Collectively, we leverage NLP methods that give the best accuracy to date, as compared to previous academic publications. We achieved the utmost processing efficiency both in vocabulary extension and novel relation extraction, with the emphasis on turn around speed. For instance, we found that an experienced physician took 20 minutes of time reading through each clinical note document (around 2500 words) for a single trial criterion. The N2C2 example has 13 trial criteria, which is a typical minimum length in the real world.

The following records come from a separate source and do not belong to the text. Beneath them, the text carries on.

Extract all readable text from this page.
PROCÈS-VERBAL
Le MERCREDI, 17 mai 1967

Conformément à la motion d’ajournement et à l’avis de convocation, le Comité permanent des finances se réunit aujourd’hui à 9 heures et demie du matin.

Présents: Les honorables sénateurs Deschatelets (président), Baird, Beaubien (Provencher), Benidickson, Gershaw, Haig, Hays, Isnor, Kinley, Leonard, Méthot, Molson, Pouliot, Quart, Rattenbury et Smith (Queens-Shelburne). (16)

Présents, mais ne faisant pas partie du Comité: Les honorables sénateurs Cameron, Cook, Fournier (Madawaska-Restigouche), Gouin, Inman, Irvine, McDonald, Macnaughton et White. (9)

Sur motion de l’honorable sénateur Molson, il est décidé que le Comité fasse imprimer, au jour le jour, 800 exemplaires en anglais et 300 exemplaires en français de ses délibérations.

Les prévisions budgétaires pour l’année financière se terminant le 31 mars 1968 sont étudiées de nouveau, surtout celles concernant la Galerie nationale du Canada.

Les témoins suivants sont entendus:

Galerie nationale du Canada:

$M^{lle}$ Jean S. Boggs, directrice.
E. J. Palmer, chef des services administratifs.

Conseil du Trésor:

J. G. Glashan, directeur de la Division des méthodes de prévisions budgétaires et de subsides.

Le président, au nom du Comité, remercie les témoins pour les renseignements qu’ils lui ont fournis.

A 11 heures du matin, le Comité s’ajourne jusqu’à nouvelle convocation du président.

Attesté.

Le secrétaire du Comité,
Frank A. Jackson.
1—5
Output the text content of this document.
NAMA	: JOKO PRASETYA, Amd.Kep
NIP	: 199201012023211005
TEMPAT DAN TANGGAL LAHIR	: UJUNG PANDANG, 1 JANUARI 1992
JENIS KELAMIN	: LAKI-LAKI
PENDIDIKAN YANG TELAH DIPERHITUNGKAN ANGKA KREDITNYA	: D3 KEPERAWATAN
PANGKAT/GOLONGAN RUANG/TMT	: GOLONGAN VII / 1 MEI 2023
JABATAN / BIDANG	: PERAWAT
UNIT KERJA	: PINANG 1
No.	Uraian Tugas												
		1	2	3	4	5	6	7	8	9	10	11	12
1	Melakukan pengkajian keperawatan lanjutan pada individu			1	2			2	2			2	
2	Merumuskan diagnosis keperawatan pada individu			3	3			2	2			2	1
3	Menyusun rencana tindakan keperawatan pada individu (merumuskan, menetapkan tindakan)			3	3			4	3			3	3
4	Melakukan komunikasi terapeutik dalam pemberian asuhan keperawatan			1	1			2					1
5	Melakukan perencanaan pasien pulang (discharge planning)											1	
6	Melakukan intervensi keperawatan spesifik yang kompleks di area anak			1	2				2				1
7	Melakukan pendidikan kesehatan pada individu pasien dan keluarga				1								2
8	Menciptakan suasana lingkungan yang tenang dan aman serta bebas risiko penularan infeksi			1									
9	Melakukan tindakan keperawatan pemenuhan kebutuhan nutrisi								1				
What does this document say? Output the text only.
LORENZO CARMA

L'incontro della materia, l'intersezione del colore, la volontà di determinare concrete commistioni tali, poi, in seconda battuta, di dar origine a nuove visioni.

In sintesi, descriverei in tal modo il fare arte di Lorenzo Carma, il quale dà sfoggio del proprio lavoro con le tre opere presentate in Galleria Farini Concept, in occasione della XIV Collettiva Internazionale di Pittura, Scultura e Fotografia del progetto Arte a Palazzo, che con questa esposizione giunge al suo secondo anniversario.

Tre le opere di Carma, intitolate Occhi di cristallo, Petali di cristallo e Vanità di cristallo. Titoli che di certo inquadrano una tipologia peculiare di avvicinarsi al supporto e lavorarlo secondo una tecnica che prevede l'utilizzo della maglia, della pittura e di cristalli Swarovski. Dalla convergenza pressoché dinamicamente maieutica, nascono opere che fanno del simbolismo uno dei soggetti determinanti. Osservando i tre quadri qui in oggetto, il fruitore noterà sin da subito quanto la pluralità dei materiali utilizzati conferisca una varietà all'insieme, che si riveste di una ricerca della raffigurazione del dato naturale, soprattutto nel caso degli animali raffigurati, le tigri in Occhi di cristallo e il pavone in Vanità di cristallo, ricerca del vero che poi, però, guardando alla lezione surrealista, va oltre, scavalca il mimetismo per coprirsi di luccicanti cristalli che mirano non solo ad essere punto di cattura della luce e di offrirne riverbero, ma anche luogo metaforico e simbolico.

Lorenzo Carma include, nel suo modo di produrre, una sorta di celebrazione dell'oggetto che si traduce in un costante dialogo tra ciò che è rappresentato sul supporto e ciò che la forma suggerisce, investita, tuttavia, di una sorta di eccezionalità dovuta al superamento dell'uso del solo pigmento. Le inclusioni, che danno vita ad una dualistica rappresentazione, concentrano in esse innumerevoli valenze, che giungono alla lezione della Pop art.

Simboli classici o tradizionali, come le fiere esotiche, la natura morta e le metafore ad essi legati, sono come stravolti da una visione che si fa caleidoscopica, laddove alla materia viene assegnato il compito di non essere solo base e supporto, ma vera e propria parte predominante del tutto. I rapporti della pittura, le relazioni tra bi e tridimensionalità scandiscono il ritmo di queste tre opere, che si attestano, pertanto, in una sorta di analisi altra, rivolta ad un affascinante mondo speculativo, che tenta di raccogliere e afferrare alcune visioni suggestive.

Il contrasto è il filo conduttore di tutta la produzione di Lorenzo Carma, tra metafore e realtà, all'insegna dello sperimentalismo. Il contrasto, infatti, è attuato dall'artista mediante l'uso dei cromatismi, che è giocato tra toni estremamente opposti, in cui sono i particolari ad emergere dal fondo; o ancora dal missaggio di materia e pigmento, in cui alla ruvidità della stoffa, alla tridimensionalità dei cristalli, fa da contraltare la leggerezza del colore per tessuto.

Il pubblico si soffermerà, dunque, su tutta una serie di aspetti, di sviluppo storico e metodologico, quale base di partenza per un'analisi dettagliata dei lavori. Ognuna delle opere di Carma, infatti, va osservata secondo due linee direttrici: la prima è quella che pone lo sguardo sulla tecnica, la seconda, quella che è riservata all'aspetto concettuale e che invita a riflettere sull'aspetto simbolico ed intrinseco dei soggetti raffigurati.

Assuming a search pool of 10,000 documents in pursuit of 500 cohorts, we are looking at 20 x 13 x 10000 = 2,600,000 minutes or 43,333 hours, or 1,805 days.
And this is assuming an effective filter has been applied to achieve a 5% hit rate. A lower hit rate would necessitate an even larger corpus. This is to be compared to our vocabulary exploration method which experiments have shown to be accomplished within one to two days of effort for each new criterion involving a brand new medical or social concept.
BigRio is a specialty Al consultancy with particular emphasis on pharmaceutical and healthcare industries. We have long maintained a state-of-the-art expertise in neural NLP technology. Our proposed solution is always developed based on up-to-date peer reviewed research reports, cutting edge methods and easily deployable frameworks developed through rigorous refinement by our seasoned data scientists.
We also drastically differ from the pack in the unique way we formulate our ‘beat the world’ solution. Instead of emphasizing the tuning of classifiers, we tackle the biggest obstacle in NLP automated cohort selection, which is the annotation step, proposing the completion of new studies in days, not months or years required using the traditional process.
Our method starts with intuitively correct linguistic rules which can be quickly applied to a large corpus and feedback the positive candidate percent. Each time a new pattern is discovered, a new rule is generated to capture an unlimited number of additional matching sentences. The rest of the optimization process is all computerized in our machine learning pipeline. Our rigorously tested framework and method brings three orders of magnitude acceleration into clinical trial design efforts.